Amazon.com Inc. (NASDAQ:AMZN) said Tuesday it has opened its first facility dedicated to storing and distributing emergency supplies used in supporting disaster-relief efforts.

The 10,000-cubic-foot facility near Atlanta holds more than half a million relief supplies that were donated and pre-positioned by Amazon, the Seattle-based e-tailer said. The facility is designed to support relief groups responding to disasters in the U.S. Southeast, the Bahamas, the Caribbean and Central America, Amazon said. The announcement’s timing coincided with the official start of the Atlantic hurricane season.

Atlanta was chosen because of its relatively close proximity to the affected areas, Amazon said. The site’s location will help Amazon’s humanitarian aid partners respond more swiftly to natural disasters, it said. The company did not specify the facility’s exact whereabouts.

The facility’s opening is the culmination of four years of study by Amazon into ways to expedite disaster-relief responses. Typically, emergency teams assess what supplies they have, procure items that they need and then consolidate, pack and ship the supplies into disaster zones. The process can take several days from start to finish. Amazon’s pre-positioning strategy is an effort to accelerate the process to quickly get supplies to where they’re needed, it said.

The strategy is designed to quickly ship out the supplies most commonly needed at the front end of disaster relief. Those goods include tarps, tents, water containers and filters, medical equipment, clothing items and kitchen supplies. Once those supplies are airborne on the first flight out, Amazon will work with its partners to identify other needed supplies from the company’s vast inventory.

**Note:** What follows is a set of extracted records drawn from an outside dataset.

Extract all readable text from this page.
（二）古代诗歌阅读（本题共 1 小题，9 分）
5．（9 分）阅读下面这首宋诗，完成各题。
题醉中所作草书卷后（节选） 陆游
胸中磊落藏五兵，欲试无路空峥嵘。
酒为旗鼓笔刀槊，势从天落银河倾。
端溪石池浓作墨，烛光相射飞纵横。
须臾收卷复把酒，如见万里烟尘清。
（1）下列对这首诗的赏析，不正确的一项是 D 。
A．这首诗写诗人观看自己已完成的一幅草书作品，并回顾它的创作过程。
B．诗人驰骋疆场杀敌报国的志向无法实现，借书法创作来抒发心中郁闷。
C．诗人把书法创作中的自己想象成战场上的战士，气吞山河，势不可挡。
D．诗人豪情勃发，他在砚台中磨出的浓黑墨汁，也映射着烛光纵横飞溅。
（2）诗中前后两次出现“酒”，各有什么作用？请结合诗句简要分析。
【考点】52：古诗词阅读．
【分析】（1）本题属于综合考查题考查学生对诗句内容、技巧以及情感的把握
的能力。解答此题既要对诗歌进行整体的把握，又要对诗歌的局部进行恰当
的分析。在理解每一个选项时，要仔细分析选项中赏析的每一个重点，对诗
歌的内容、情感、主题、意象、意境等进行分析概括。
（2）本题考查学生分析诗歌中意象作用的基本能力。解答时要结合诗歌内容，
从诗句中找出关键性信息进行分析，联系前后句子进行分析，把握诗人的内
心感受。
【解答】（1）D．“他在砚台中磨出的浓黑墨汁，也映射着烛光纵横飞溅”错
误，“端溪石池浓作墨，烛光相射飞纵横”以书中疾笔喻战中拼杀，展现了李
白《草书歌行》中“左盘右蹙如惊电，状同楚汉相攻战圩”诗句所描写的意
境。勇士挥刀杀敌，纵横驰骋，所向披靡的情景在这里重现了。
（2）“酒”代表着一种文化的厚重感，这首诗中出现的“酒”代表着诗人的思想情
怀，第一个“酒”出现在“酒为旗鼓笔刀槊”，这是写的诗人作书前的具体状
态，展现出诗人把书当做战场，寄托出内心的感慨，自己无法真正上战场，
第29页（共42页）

Amazon will likely expand its disaster-relief hub network at some point, a spokesperson said Tuesday.

The Atlanta disaster-relief hub will initially support six global humanitarian aid organizations: the American Red Cross, Direct Relief, the International Federation of Red Cross and Red Crescent Societies, International Medical Corps, Save the Children and World Central Kitchen.

Amazon said it has donated more than $29 million in cash and in-kind products in response to 59 natural disasters around the world since 2017.